11 Als haar takken verdord zullen zijn, zullen zij afgebroken worden, en de vrouwen, komende, zullen ze aansteken; want het is geen volk van enig verstand; daarom zal Hij, Die het gemaakt heeft, Zich deszelven niet ontfermen, en Die het geformeerd heeft, zal aan hetzelve geen genade bewijzen.
I suoi rami seccandosi si spezzeranno; le donne verranno ad accendervi il fuoco.
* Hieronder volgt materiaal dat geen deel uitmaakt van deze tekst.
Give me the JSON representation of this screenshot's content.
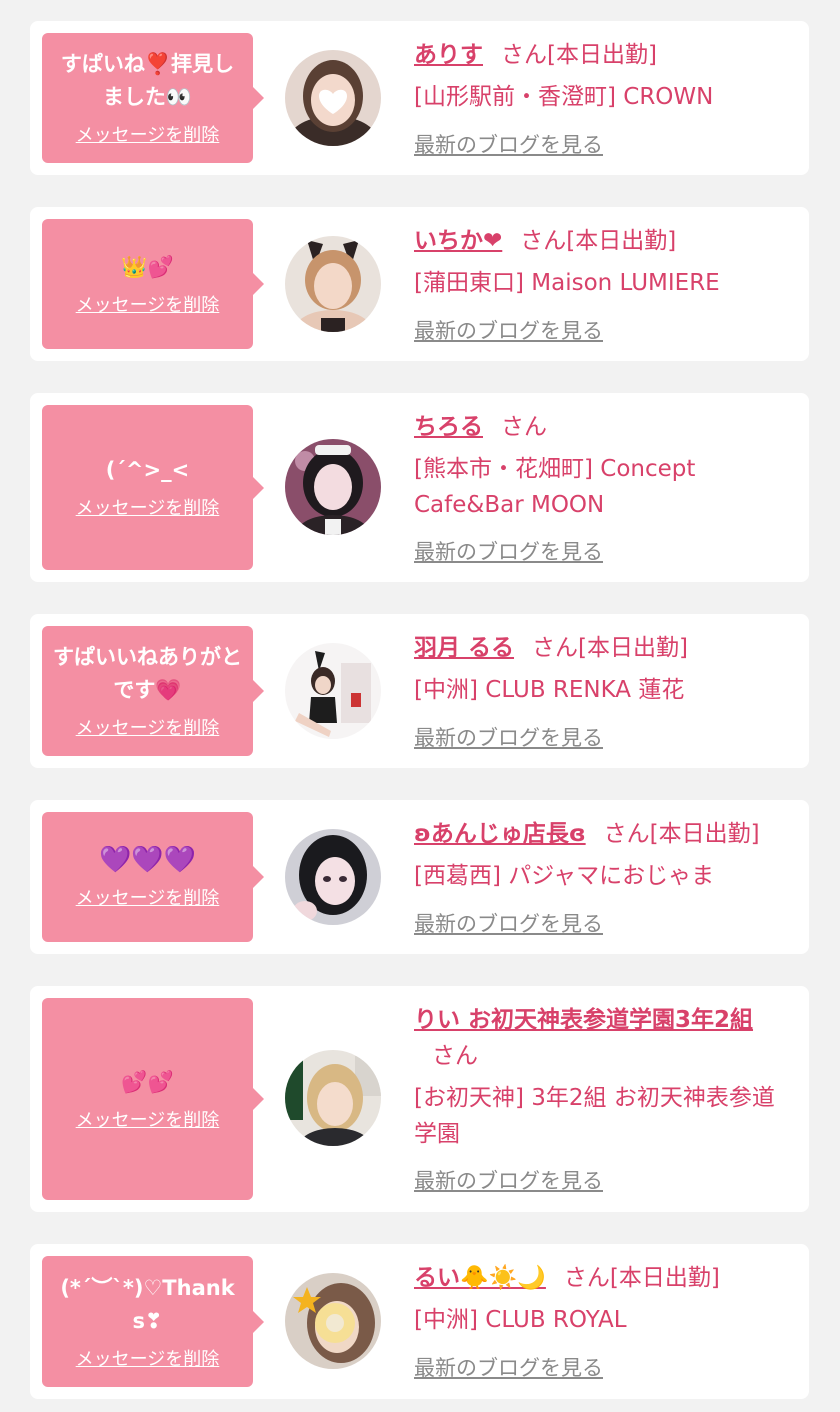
{
  "delete_label": "メッセージを削除",
  "blog_label": "最新のブログを見る",
  "san_label": "さん",
  "colors": {
    "accent": "#d8416a",
    "bubble": "#f48fa3",
    "link_gray": "#8a8a8a"
  },
  "items": [
    {
      "message": "すぱいね❣️拝見しました👀",
      "name": "ありす",
      "status": "[本日出勤]",
      "shop": "[山形駅前・香澄町] CROWN"
    },
    {
      "message": "👑💕",
      "name": "いちか❤",
      "status": "[本日出勤]",
      "shop": "[蒲田東口] Maison LUMIERE"
    },
    {
      "message": "(ˊ^>_<",
      "name": "ちろる",
      "status": "",
      "shop": "[熊本市・花畑町] Concept Cafe&Bar MOON"
    },
    {
      "message": "すぱいいねありがとです💗",
      "name": "羽月 るる",
      "status": "[本日出勤]",
      "shop": "[中洲] CLUB RENKA 蓮花"
    },
    {
      "message": "💜💜💜",
      "name": "ʚあんじゅ店長ɞ",
      "status": "[本日出勤]",
      "shop": "[西葛西] パジャマにおじゃま"
    },
    {
      "message": "💕💕",
      "name": "りい お初天神表参道学園3年2組",
      "status": "",
      "shop": "[お初天神] 3年2組 お初天神表参道学園"
    },
    {
      "message": "(*´︶`*)♡Thanks❣",
      "name": "るい🐥☀️🌙",
      "status": "[本日出勤]",
      "shop": "[中洲] CLUB ROYAL"
    }
  ]
}
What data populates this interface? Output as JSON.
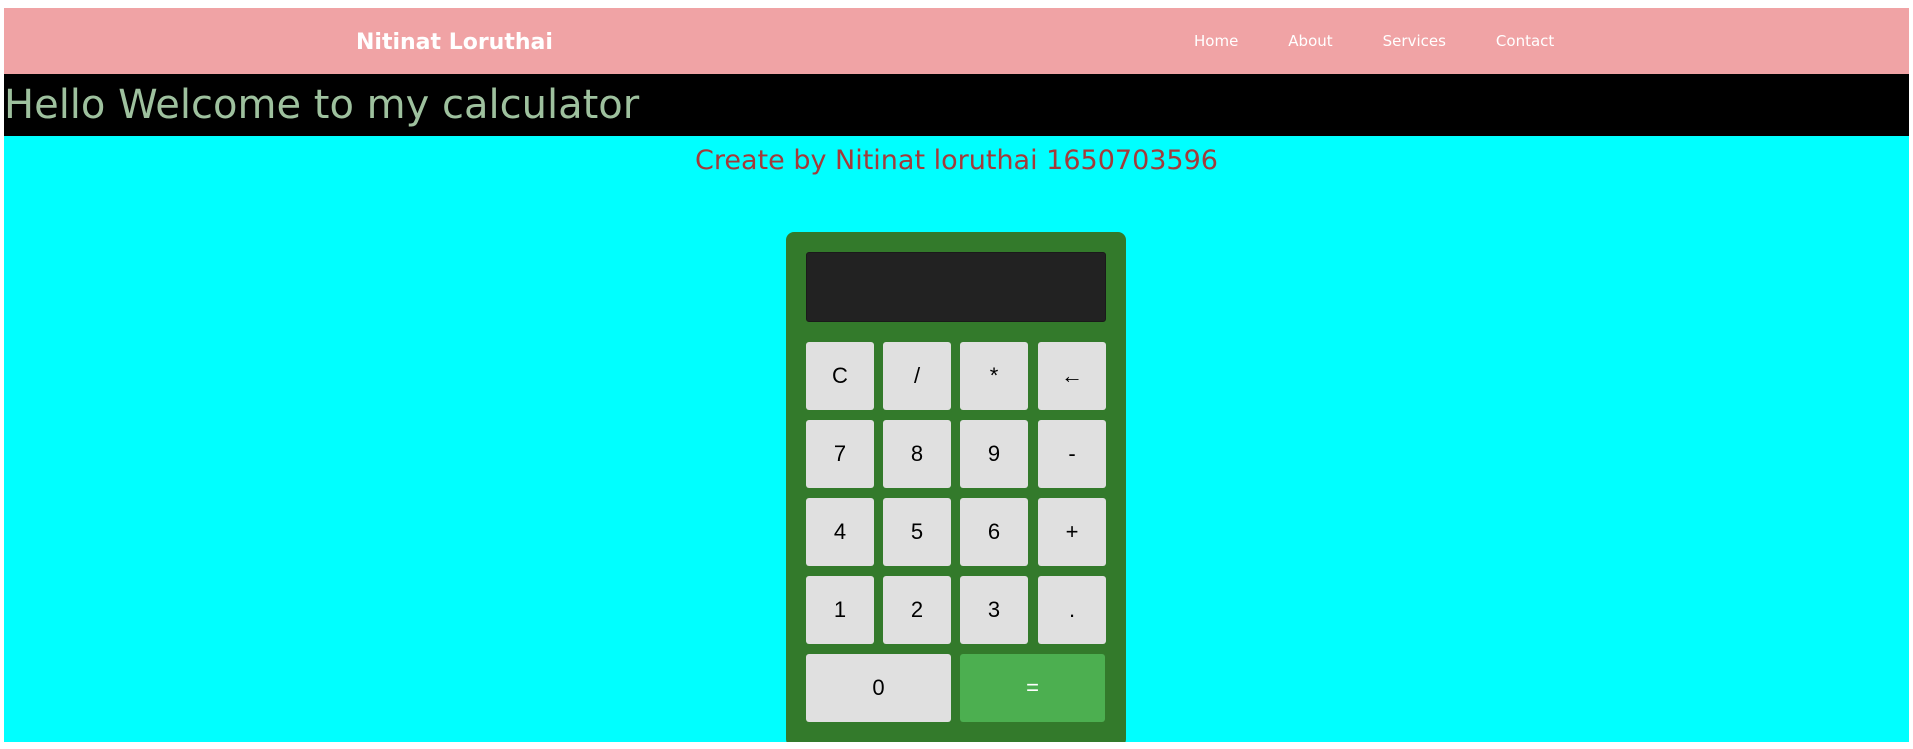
{
  "navbar": {
    "brand": "Nitinat Loruthai",
    "links": [
      {
        "label": "Home"
      },
      {
        "label": "About"
      },
      {
        "label": "Services"
      },
      {
        "label": "Contact"
      }
    ]
  },
  "banner": {
    "title": "Hello Welcome to my calculator"
  },
  "main": {
    "subtitle": "Create by Nitinat loruthai 1650703596"
  },
  "calculator": {
    "display_value": "",
    "keys": {
      "clear": "C",
      "divide": "/",
      "multiply": "*",
      "backspace": "←",
      "seven": "7",
      "eight": "8",
      "nine": "9",
      "minus": "-",
      "four": "4",
      "five": "5",
      "six": "6",
      "plus": "+",
      "one": "1",
      "two": "2",
      "three": "3",
      "decimal": ".",
      "zero": "0",
      "equals": "="
    }
  },
  "colors": {
    "navbar_bg": "#f0a3a5",
    "banner_bg": "#000000",
    "banner_text": "#9ec19e",
    "main_bg": "#00ffff",
    "subtitle_text": "#a33a3a",
    "calculator_bg": "#337a2b",
    "display_bg": "#222222",
    "key_bg": "#e0e0e0",
    "equals_bg": "#4caf50"
  }
}
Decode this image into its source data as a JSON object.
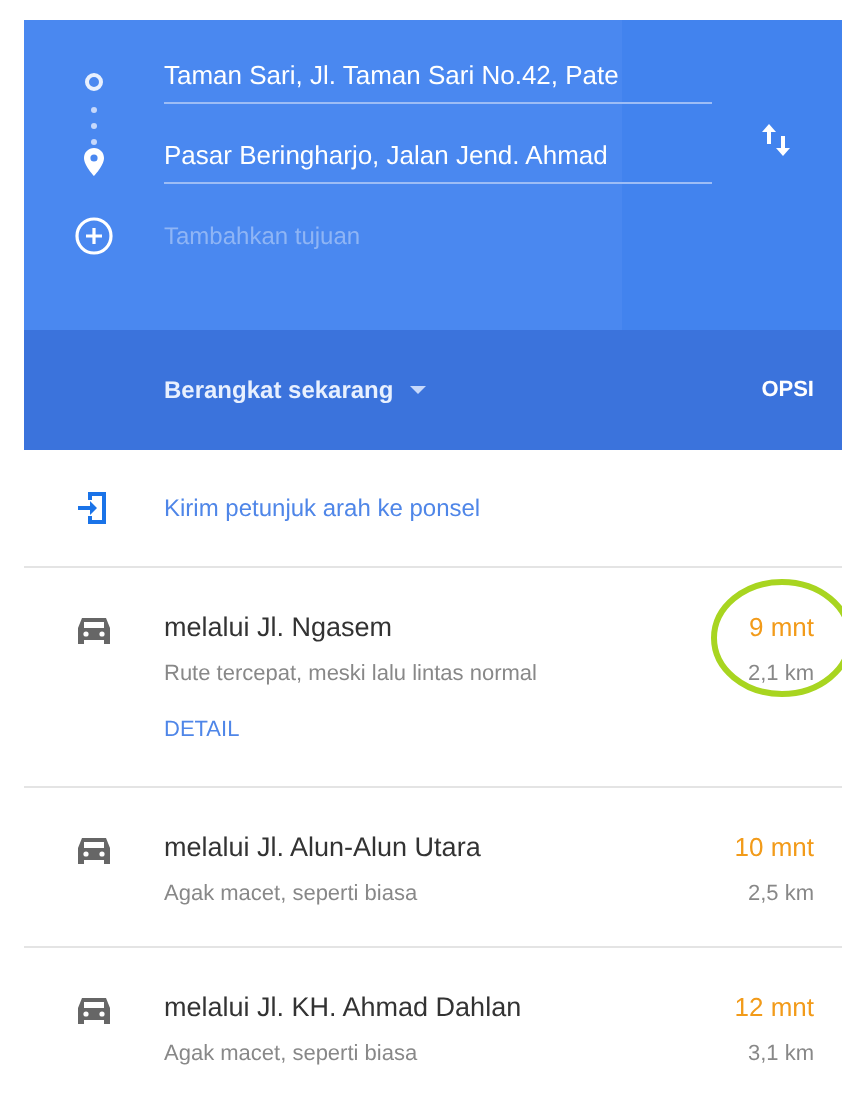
{
  "directions": {
    "origin": "Taman Sari, Jl. Taman Sari No.42, Pate",
    "destination": "Pasar Beringharjo, Jalan Jend. Ahmad",
    "add_stop": {
      "placeholder": "Tambahkan tujuan"
    }
  },
  "depart": {
    "label": "Berangkat sekarang",
    "options": "OPSI"
  },
  "send_to_phone": "Kirim petunjuk arah ke ponsel",
  "routes": [
    {
      "name": "melalui Jl. Ngasem",
      "note": "Rute tercepat, meski lalu lintas normal",
      "time": "9 mnt",
      "distance": "2,1 km",
      "detail": "DETAIL",
      "highlighted": true
    },
    {
      "name": "melalui Jl. Alun-Alun Utara",
      "note": "Agak macet, seperti biasa",
      "time": "10 mnt",
      "distance": "2,5 km",
      "highlighted": false
    },
    {
      "name": "melalui Jl. KH. Ahmad Dahlan",
      "note": "Agak macet, seperti biasa",
      "time": "12 mnt",
      "distance": "3,1 km",
      "highlighted": false
    }
  ]
}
Certo, si tratta di un popolo privo di intelligenza; per questo non ne avrà pietà chi lo ha creato, né chi lo ha fatto ne avrà compassione.
12 En het zal te dien dage geschieden, dat de HEERE dorsen zal, van den stroom der rivier af tot aan de rivier van Egypte; doch gijlieden zult opgelezen worden, een bij een, o gij kinderen Israels!
In quel giorno, dal corso dell'Eufrate al torrente d'Egitto, il Signore batterà le spighe e voi sarete raccolti uno a uno, Israeliti.
13 En het zal te dien dage geschieden, dat er met een grote bazuin geblazen zal worden; dan zullen die komen, die in het land van Assur verloren zijn, en de heengedrevenen in het land van Egypte; en zij zullen den HEERE aanbidden op den heiligen berg te Jeruzalem.
In quel giorno suonerà la grande tromba, verranno gli sperduti nel paese di Assiria e i dispersi nel paese di Egitto. Essi si prostreranno al Signore sul monte santo, in Gerusalemme.